Older EV models used LIN to communicate between subsystems such as seat controls, window mechanisms, and interior lighting. Because this protocol is only suitable for low-speed applications, it is used by non-critical EV systems such as auxiliary power units, battery heaters, or charging port communication. LIN is ideal for tasks that do not require real-time communication. Some aftermarket add-ons or modifications to EVs, such as custom lighting systems, battery monitoring gauges, or performance diagnostic tools, also depend on the LIN.

Ethernet
Ethernet is a prominent technology in computer networks, increasingly present in EVs. Ethernet provides significantly greater bandwidth than any automotive protocol, including CAN. It's excellent at handling large amounts of data faster, making its high-speed and bandwidth capabilities ideal for EVs.

ADASs use Ethernet to analyze more data in real time, leading to more accurate environmental mapping and smoother vehicle operation. It facilitates the exchange of data between cameras, radars and other sensors, allowing immediate responses to avoid collisions, lane departure warning and adaptive cruise control. Ethernet supports data exchange between the BMS, electric motors and other components for real-time analysis of battery health and performance, which helps maximize efficiency and minimize charging times.

Ethernet also works in V2X (vehicle-to-everything) communication. It enables car-to-car and car-to-infrastructure communication, allowing EVs to share information about traffic conditions, charging stations and road hazards, optimizing traffic flow and reducing accidents. The standard is used as a physical layer protocol in V2G communication and bidirectional charging.

Ethernet facilitates all over-the-air (OTA) updates for multiple EV systems. It is also used for car-to-cloud communication for remote diagnostics, traffic updates, and emergency response. This allows real-time assessment of EV performance and early detection of potential problems.

As in conventional vehicles, Ethernet in electric vehicles is used by infotainment systems for high-resolution video streaming, faster Internet connectivity and over-the-air updates. All high-speed data exchange between the BMS, electric motors and other components in electric and hybrid vehicles is managed over Ethernet.

Bluetooth and Wi-Fi
Bluetooth and Wi-Fi are wireless protocols that facilitate communication between EVs and external devices such as smartphones. Bluetooth is used for keyless vehicle entry and starting and remote vehicle locking or unlocking. Many OBD-II scanners connect via Bluetooth, allowing you to access basic engine and battery information via your phone or tablet.

Bluetooth also connects your smartphone to your vehicle for safe and convenient hands-free calling while you drive. It lets you stream music, podcasts, and audiobooks from your phone to your vehicle's audio system.

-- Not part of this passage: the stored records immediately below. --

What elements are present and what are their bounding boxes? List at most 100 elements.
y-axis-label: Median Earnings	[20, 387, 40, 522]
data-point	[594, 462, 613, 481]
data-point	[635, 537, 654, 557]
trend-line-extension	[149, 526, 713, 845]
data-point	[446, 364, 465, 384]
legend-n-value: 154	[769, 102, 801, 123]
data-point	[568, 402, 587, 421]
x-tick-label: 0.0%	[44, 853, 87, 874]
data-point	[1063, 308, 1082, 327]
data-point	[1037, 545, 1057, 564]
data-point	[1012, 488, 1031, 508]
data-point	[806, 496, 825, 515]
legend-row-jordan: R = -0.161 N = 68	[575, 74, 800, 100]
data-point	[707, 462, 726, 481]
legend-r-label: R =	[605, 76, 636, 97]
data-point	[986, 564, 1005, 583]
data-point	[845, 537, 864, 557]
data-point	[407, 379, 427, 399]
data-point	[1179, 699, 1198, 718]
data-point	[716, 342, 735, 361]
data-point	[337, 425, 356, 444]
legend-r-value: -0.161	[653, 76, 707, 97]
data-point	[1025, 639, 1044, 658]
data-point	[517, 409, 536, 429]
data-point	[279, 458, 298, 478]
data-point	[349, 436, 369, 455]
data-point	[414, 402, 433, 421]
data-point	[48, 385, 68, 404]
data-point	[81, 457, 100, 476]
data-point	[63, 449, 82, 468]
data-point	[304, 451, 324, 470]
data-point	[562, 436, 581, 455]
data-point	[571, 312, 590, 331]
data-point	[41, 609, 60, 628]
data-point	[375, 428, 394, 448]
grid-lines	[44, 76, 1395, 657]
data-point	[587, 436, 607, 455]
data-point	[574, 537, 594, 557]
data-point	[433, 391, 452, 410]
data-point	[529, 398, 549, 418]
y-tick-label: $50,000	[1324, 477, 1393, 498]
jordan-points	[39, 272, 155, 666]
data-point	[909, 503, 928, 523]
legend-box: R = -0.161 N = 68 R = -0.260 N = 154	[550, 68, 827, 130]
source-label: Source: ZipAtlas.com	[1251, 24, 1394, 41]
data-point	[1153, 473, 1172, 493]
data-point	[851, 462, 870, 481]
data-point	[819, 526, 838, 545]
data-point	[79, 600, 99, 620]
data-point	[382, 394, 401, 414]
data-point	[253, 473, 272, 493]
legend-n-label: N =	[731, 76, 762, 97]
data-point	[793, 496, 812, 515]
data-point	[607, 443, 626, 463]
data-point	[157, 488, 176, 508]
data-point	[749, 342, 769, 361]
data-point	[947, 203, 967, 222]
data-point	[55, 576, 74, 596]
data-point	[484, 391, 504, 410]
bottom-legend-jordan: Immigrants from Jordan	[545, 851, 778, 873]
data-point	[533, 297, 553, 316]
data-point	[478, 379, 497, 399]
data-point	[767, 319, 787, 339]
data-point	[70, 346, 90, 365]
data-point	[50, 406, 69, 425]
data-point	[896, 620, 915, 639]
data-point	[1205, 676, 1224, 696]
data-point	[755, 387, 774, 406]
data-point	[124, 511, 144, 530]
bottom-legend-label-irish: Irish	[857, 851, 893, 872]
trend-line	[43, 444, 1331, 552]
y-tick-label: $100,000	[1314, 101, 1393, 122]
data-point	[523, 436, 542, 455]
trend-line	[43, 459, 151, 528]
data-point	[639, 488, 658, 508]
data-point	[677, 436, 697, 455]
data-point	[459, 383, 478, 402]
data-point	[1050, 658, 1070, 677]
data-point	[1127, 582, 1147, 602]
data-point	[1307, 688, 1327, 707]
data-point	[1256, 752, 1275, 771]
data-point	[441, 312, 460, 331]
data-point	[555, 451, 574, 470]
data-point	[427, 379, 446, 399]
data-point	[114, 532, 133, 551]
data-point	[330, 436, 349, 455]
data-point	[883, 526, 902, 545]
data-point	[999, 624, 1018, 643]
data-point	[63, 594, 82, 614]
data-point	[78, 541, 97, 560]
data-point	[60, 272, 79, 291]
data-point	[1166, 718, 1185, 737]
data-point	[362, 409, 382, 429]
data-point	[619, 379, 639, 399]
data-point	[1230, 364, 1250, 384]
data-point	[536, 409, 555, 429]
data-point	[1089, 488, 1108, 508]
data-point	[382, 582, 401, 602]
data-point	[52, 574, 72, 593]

Wi-Fi is typically used to download and install software updates (OTA) for the EV, ensuring access to the latest features and bug fixes without visiting a dealership. Thanks to in-vehicle Wi-Fi, passengers can surf the web, stream movies and stay connected while driving. Future EVs can also potentially interchange with other vehicles and infrastructure to improve traffic flow, safety features and grid integration.

Conclusion
The successful integration of EVs into the automotive landscape relies heavily on efficient and standardized communication protocols. From the Controller Area Network (CAN) to the innovative two-way communication of ISO 15118 and the high-power charging capabilities of CHAdeMO and CCS, these protocols collectively contribute to the continued operation and evolution of EVs.

As technology continues to advance, the role of communication protocols in electric vehicles will undoubtedly expand, further improving performance, interoperability and the overall driving experience.